For us when my mom passed 18 months ago,the cards & messages we received really were a comfort, a few people called very select few, friends of my dad who were very close to my mom also. We are in Ireland so the cards were mass cards,where your loved one is remembered in a mass(very symbolic of my mom who was a practicing Catholic) & then the messages left on the website that relays funeral arrangements etc were lovely to have,our undertaker printed them all out & bound them in a book to keep,it was nice to read all the lovely things people felt about my mom. We always send a mass card on the death of someone we know & hopefully it lets them know we are thinking of them

DontEatCrisps · 23/07/2023 09:22

I think a card or a letter is appropriate- I don’t really see any difference between them. People don’t generally display the cards in my experience- you don’t have to display it just because it’s a card.

I wouldn’t send an email, personally, and I wouldn’t send photos of the deceased so soon after their death, although that’s a lovely thing to do later on.

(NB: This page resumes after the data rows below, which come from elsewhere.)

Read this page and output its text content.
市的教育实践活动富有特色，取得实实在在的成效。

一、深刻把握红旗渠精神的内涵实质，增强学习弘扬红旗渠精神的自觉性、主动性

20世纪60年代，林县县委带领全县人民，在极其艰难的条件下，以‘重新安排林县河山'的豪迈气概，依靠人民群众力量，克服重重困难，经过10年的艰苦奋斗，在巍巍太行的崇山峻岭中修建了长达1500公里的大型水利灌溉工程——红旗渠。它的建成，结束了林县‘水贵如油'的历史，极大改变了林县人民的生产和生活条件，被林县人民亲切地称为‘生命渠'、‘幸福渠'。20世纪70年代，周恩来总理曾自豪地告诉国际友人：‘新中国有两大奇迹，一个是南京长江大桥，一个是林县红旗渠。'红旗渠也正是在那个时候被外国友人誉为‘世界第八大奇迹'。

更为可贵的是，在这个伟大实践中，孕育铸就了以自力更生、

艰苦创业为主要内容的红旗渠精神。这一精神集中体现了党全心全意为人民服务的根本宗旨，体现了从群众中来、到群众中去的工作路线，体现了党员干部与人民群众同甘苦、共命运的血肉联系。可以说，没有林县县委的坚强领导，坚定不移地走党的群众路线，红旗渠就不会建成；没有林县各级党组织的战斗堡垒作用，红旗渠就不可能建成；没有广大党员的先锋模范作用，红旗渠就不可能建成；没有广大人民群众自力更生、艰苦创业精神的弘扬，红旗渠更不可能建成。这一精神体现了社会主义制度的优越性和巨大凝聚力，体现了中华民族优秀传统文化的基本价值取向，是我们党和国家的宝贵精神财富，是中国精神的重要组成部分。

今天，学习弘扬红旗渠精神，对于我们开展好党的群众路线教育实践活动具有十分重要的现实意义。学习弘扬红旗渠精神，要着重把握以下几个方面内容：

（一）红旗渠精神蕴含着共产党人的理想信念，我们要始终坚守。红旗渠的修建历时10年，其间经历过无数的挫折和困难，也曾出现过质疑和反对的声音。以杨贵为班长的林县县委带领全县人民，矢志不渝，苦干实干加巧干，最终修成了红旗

Wahwahwahwahwah · 23/07/2023 09:23

@WeAreTheHeroes that's interesting that you think an email is weird. It wouldn't occur to me to print it, no, but I'd probably open a file in my emails called "mum" or something and save everything there. Cards (or even letters although I'd rather that) feel like another lot of stuff that has to be sorted through. Do you keep them? I'm not sure i'd want to because I'd rather keep stuff that was actually hers and I have limited space, but then with personal memories I wouldn't want to throw them away either. I do think maybe it's generational though. Maybe I'll send cards to older people and emails with photos etc to younger ones? Videos would be my absolute fave I think, like a PP said.
And people who send cards without a personal memory - for me at least - I just would rather not receive at all. It's a bit of a minefield isn't it?
I think most people are at least on agreement that they do want acknowledgement though.

OP posts:
starfishmummy · 23/07/2023 09:49

I usually send a card. I don't want the person to feel that they have to reply to me, which they might do if I sent a text or letter.

viques · 23/07/2023 09:54

I send them, they might be too much for the bereaved person very close to the death/ funeral, but in a few weeks,months or years afterwards, when the grieving has reached a different level they are very special things to look at, read, have a little smile or a cry over, then put away for the next time you need a bit of support.

Also for younger children or teens who might for example, have dimming memories of a grandparent ( or for that matter a parent) they are a way of being reminded of that persons life and the people whose lives they made a difference to.

YetMoreNewBeginnings · 23/07/2023 09:58

Cards can be nice to look back on later as you don’t really take in what people have said, the memory shared etc at the time.

I never send flowers without a vase though. I remember my Nana stressing out when my grandad died that she didn’t have enough vases to put the flowers in.

She had a saying that nothing you do should give the bereaved person a job to do - so cards shouldn’t have questions or solicit replies, flowers shouldn’t need a vase to be found and anything else sent should be simple. I’ve tried to stick to that

YetMoreNewBeginnings · 23/07/2023 09:59

Also they can be good for children as well. DS1 (technically DSS) has over the years looked at the cards DH and him received when his Mummy died. The messages brought him comfort and he liked seeing peoples messages.